Mesela Köyün köpeği karabaşı, mahallenin boncuğunu, penceresinde ki ıslak ekmekle beslediği kuşlarını, eski sokak satıcılarını, sabah kulağa hoş gelen o horoz seslerini, pencereden içerilere dolan ıhlamur ağacının kokusunu özlüyor bilenler.

Ama dünya değişiyor. Türkiye’de gelişiyor, iller ilçeler büyüyor ,köyler kentleşiyor. Tüm bu mücadelenin neticesinde ne oluyor biliyor musunuz?  Yaşamlar bu gelişmelere göre biçimleniyor, insanlık kılık değiştiriyor. ilişkilerimizin içi boşalıyor, teknoloji gelişiyor ama biz geriliyoruz, akıllı telefonlar yok satıyor neticesinde biz küçülüyoruz. Anları yaşamıyor sadece sosyal medyada paylaşmak için kaydediyoruz. Eskiden üşüdüğümüz için giyinir ,terlediğimizde soyunurduk, ihtiyaç olduğu üzere alışveriş yapar başka ihtiyacı olanlarla da paylaşırdık. Şimdi mi; görünsün diye giyinip, gösterelim diye soyunuyoruz.  Birileri görecekse reklam olsun diye de yardımlaşıyoruz.
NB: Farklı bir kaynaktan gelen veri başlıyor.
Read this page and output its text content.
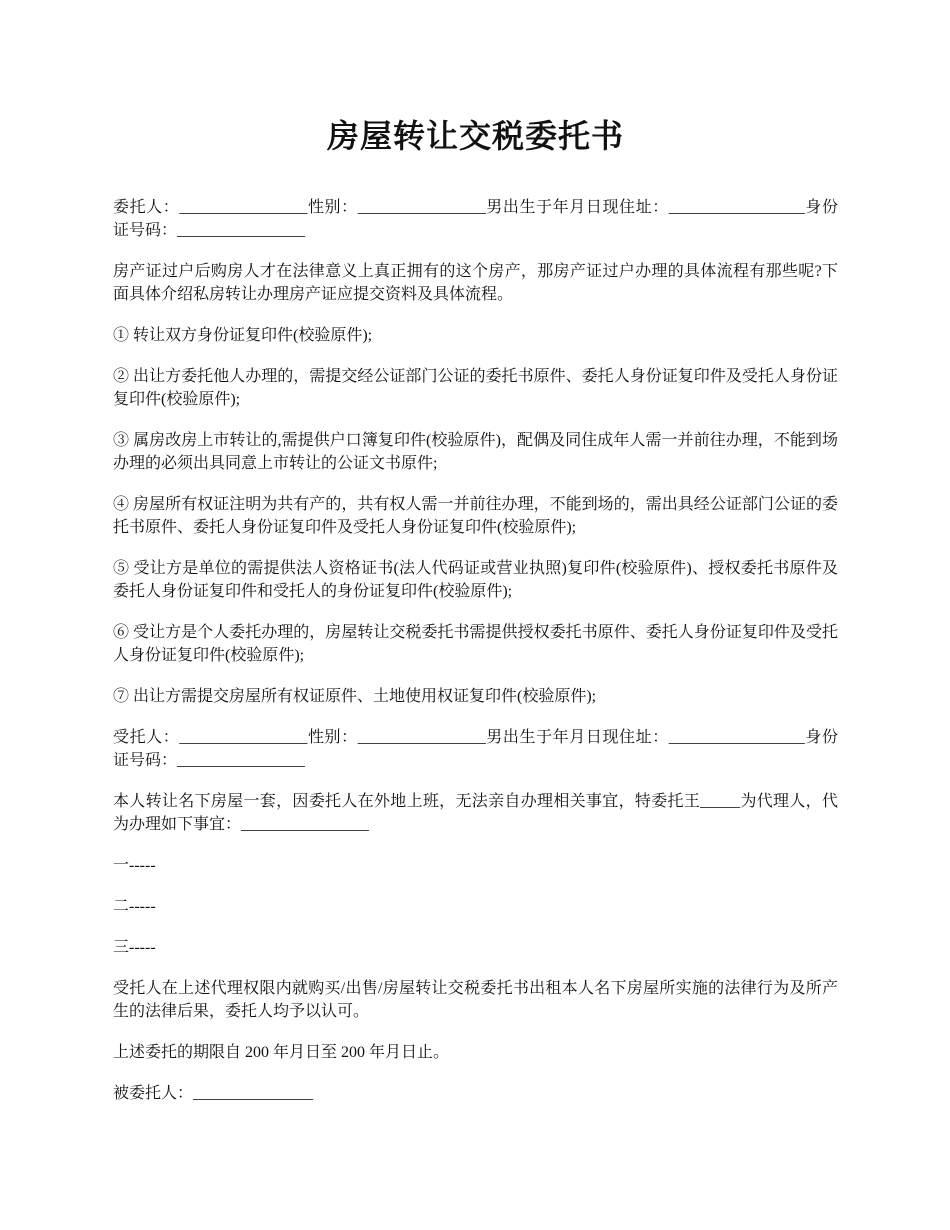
房屋转让交税委托书

委托人：________________性别：________________男出生于年月日现住址：_________________身份证号码：________________

房产证过户后购房人才在法律意义上真正拥有的这个房产，那房产证过户办理的具体流程有那些呢?下面具体介绍私房转让办理房产证应提交资料及具体流程。

① 转让双方身份证复印件(校验原件);

② 出让方委托他人办理的，需提交经公证部门公证的委托书原件、委托人身份证复印件及受托人身份证复印件(校验原件);

③ 属房改房上市转让的,需提供户口簿复印件(校验原件)，配偶及同住成年人需一并前往办理，不能到场办理的必须出具同意上市转让的公证文书原件;

④ 房屋所有权证注明为共有产的，共有权人需一并前往办理，不能到场的，需出具经公证部门公证的委托书原件、委托人身份证复印件及受托人身份证复印件(校验原件);

⑤ 受让方是单位的需提供法人资格证书(法人代码证或营业执照)复印件(校验原件)、授权委托书原件及委托人身份证复印件和受托人的身份证复印件(校验原件);

⑥ 受让方是个人委托办理的，房屋转让交税委托书需提供授权委托书原件、委托人身份证复印件及受托人身份证复印件(校验原件);

⑦ 出让方需提交房屋所有权证原件、土地使用权证复印件(校验原件);

受托人：________________性别：________________男出生于年月日现住址：_________________身份证号码：________________

本人转让名下房屋一套，因委托人在外地上班，无法亲自办理相关事宜，特委托王_____为代理人，代为办理如下事宜：________________

一-----

二-----

三-----

受托人在上述代理权限内就购买/出售/房屋转让交税委托书出租本人名下房屋所实施的法律行为及所产生的法律后果，委托人均予以认可。

上述委托的期限自 200 年月日至 200 年月日止。

被委托人：_______________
Bilmem kaç dolara aldığımız ayakkabının etiketi üzerinde instagramda,  ithal fularımız boynumuzda, sözde örtülü ve dindar iken  pahalı güneş gözlüğümüzle facebookdayız. Eskiden akşam olunca perdelerimizi kapatırken şimdi evimizin her köşesini teşhir ediyoruz sosyal medyada. Değişiyoruz biz. ’’komşusu açken tok  yatan bizden değildir’’diyen dinin insanları olduğumuzu unutuyoruz. Yediğini içtiğini sosyal medya da duyarsızca paylaşan, neredeyse paylaşabilmek için ziyafet sofraları kuran bu sebeple  misafir ağırlayan profillere dönüşüyoruz.. Anatomik olarak insan ama ruhunu kaybetmiş canlılar olarak böyle 7 den 70 e çoğalıyoruz işte.

Sonuçta ben dahil herkes insanlığın kötüye gittiğini kabul ediyor. Ama kendimizin kötüye gittiği gerçeğiyle yüzleşmiyoruz. Yüzleşelim bu gerçekle, kendimizden başlayalım, bu farkındalıkla insanlığın iyiye gitmesi için mücadele edelim mesela…

 Eskisi gibi olmaz belki ama   Sevgi ,hoşgörü, ilim, sanat, dostluk ,tevazu   gibi  güzellikler olsun yeniden hayatımızda. Dalga dalga yayılır belki zamanı gelince de tüm dünyaya…Bu kez insanlık kazanır belki ne dersiniz başlayalım mı   artık ‘’ insan’’ gibi yaşamaya?

Yok iyi mi böyle… Tamam  salt sosyal medya da görüşmek üzere diyorum o zaman,  benden kocaman yapay kalpler ve sayısız yapay like’lar size.